With LLMs, however, throughput and latency can still be compromised by standard methods for processing requests in batches. That’s because it’s difficult to predict how many tokens (in this case, units of text, such as words or punctuation marks) an LLM will generate as it composes a response. Our scientists worked with AWS to enable Rufus to use continuous batching, a novel LLM inference-specific technique that makes routing decisions for new requests after every token is generated. This enables the model to start serving new requests as soon as the first request in the batch finishes, rather than waiting for all the requests to finish, so shoppers get their answers faster.
Streaming architecture
We want Rufus to provide the most relevant and helpful answer to any given question. Sometimes that’s a long-form text answer, but sometimes it’s short-form text, or a clickable link that helps the customer navigate the store.
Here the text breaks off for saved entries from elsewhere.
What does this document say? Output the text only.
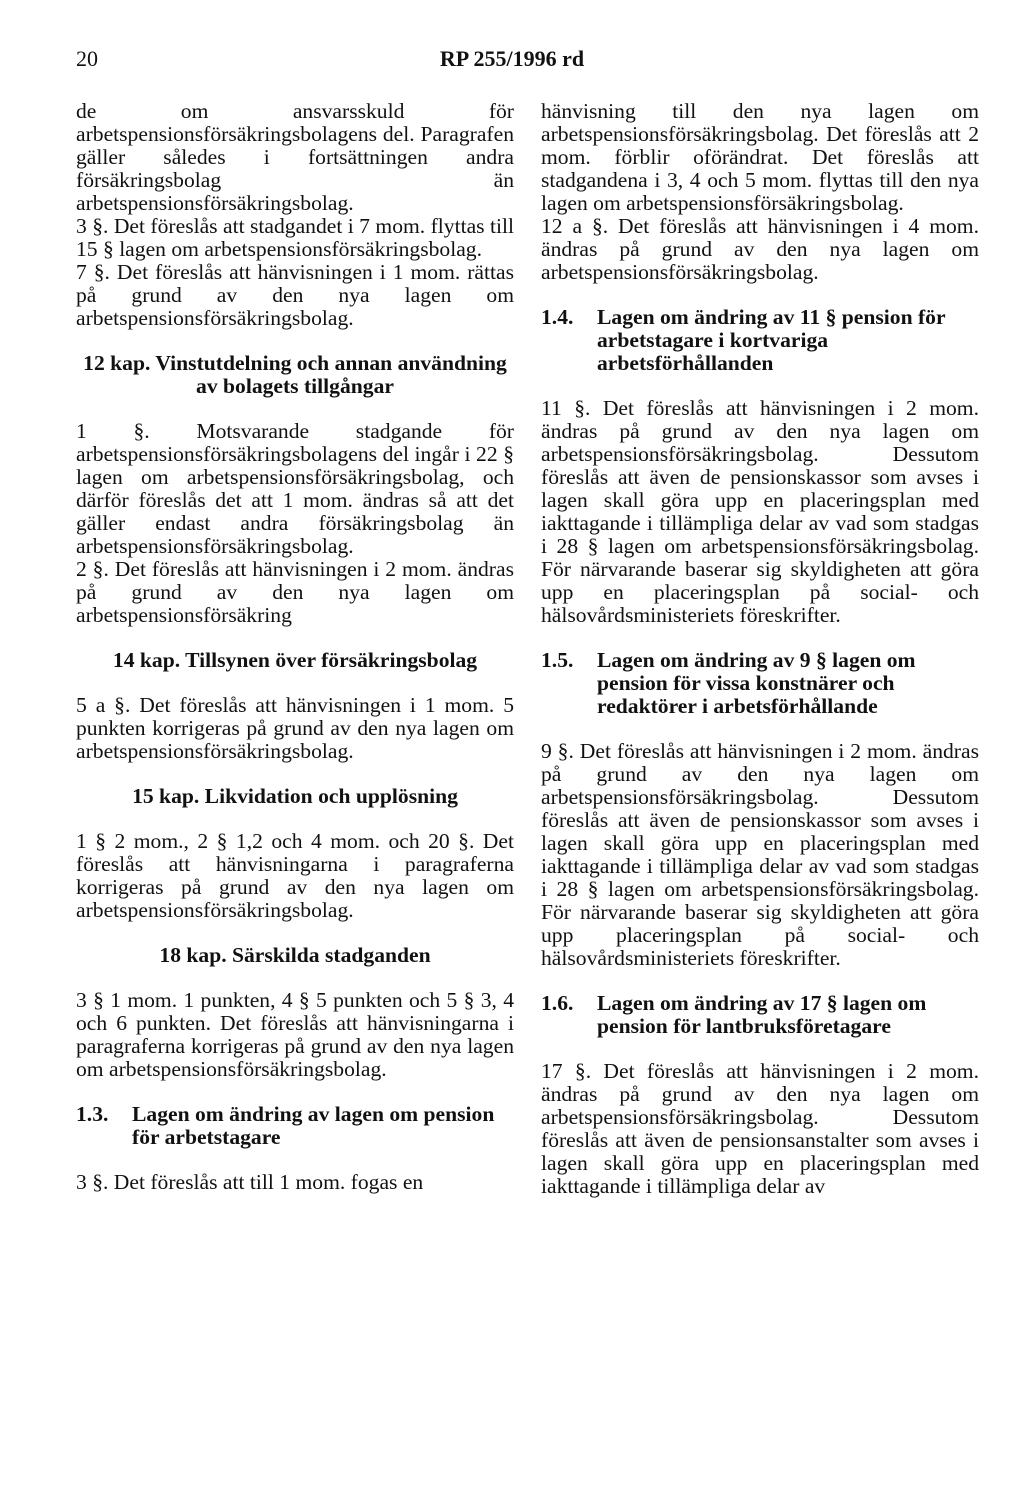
20	RP 255/1996 rd

de om ansvarsskuld för arbetspensionsförsäkringsbolagens del. Paragrafen gäller således i fortsättningen andra försäkringsbolag än arbetspensionsförsäkringsbolag.

3 §. Det föreslås att stadgandet i 7 mom. flyttas till 15 § lagen om arbetspensionsförsäkringsbolag.

7 §. Det föreslås att hänvisningen i 1 mom. rättas på grund av den nya lagen om arbetspensionsförsäkringsbolag.

12 kap. Vinstutdelning och annan användning av bolagets tillgångar

1 §. Motsvarande stadgande för arbetspensionsförsäkringsbolagens del ingår i 22 § lagen om arbetspensionsförsäkringsbolag, och därför föreslås det att 1 mom. ändras så att det gäller endast andra försäkringsbolag än arbetspensionsförsäkringsbolag.

2 §. Det föreslås att hänvisningen i 2 mom. ändras på grund av den nya lagen om arbetspensionsförsäkring

14 kap. Tillsynen över försäkringsbolag

5 a §. Det föreslås att hänvisningen i 1 mom. 5 punkten korrigeras på grund av den nya lagen om arbetspensionsförsäkringsbolag.

15 kap. Likvidation och upplösning

1 § 2 mom., 2 § 1,2 och 4 mom. och 20 §. Det föreslås att hänvisningarna i paragraferna korrigeras på grund av den nya lagen om arbetspensionsförsäkringsbolag.

18 kap. Särskilda stadganden

3 § 1 mom. 1 punkten, 4 § 5 punkten och 5 § 3, 4 och 6 punkten. Det föreslås att hänvisningarna i paragraferna korrigeras på grund av den nya lagen om arbetspensionsförsäkringsbolag.

1.3.	Lagen om ändring av lagen om pension för arbetstagare

3 §. Det föreslås att till 1 mom. fogas en

hänvisning till den nya lagen om arbetspensionsförsäkringsbolag. Det föreslås att 2 mom. förblir oförändrat. Det föreslås att stadgandena i 3, 4 och 5 mom. flyttas till den nya lagen om arbetspensionsförsäkringsbolag.

12 a §. Det föreslås att hänvisningen i 4 mom. ändras på grund av den nya lagen om arbetspensionsförsäkringsbolag.

1.4.	Lagen om ändring av 11 § pension för arbetstagare i kortvariga arbetsförhållanden

11 §. Det föreslås att hänvisningen i 2 mom. ändras på grund av den nya lagen om arbetspensionsförsäkringsbolag. Dessutom föreslås att även de pensionskassor som avses i lagen skall göra upp en placeringsplan med iakttagande i tillämpliga delar av vad som stadgas i 28 § lagen om arbetspensionsförsäkringsbolag. För närvarande baserar sig skyldigheten att göra upp en placeringsplan på social- och hälsovårdsministeriets föreskrifter.

1.5.	Lagen om ändring av 9 § lagen om pension för vissa konstnärer och redaktörer i arbetsförhållande

9 §. Det föreslås att hänvisningen i 2 mom. ändras på grund av den nya lagen om arbetspensionsförsäkringsbolag. Dessutom föreslås att även de pensionskassor som avses i lagen skall göra upp en placeringsplan med iakttagande i tillämpliga delar av vad som stadgas i 28 § lagen om arbetspensionsförsäkringsbolag. För närvarande baserar sig skyldigheten att göra upp placeringsplan på social- och hälsovårdsministeriets föreskrifter.

1.6.	Lagen om ändring av 17 § lagen om pension för lantbruksföretagare

17 §. Det föreslås att hänvisningen i 2 mom. ändras på grund av den nya lagen om arbetspensionsförsäkringsbolag. Dessutom föreslås att även de pensionsanstalter som avses i lagen skall göra upp en placeringsplan med iakttagande i tillämpliga delar av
Presenting the answer in a way that’s easy for the customer to interpret presents its own technical difficulties. The information needs to follow a logical flow. If we didn’t group and format things correctly, we could end up with a confusing response that’s not very helpful.
With an advanced streaming architecture, Rufus is able to provide a natural customer experience. End-to-end streaming on a token-by-token basis means that customers don’t need to wait for a long answer to be fully generated. Instead, they get the first part of the answer while the rest is still in progress. Rufus will populate the streaming response with the right data — a process called hydration — by making queries to internal systems. It is trained to generate markup instructions that specify how various answer elements should be displayed, in addition to answering the customer question, resulting in a uniquely useful experience for the customer.
Even though Amazon has been using AI for more than 25 years to improve the customer experience, generative AI represents something new and transformative—for Amazon, its customers, and those of us on science teams that get to build experiences beyond what we thought were possible. We are excited to accelerate our pace of innovation for customers with generative AI and believe it will transform every customer experience in the months and years to come.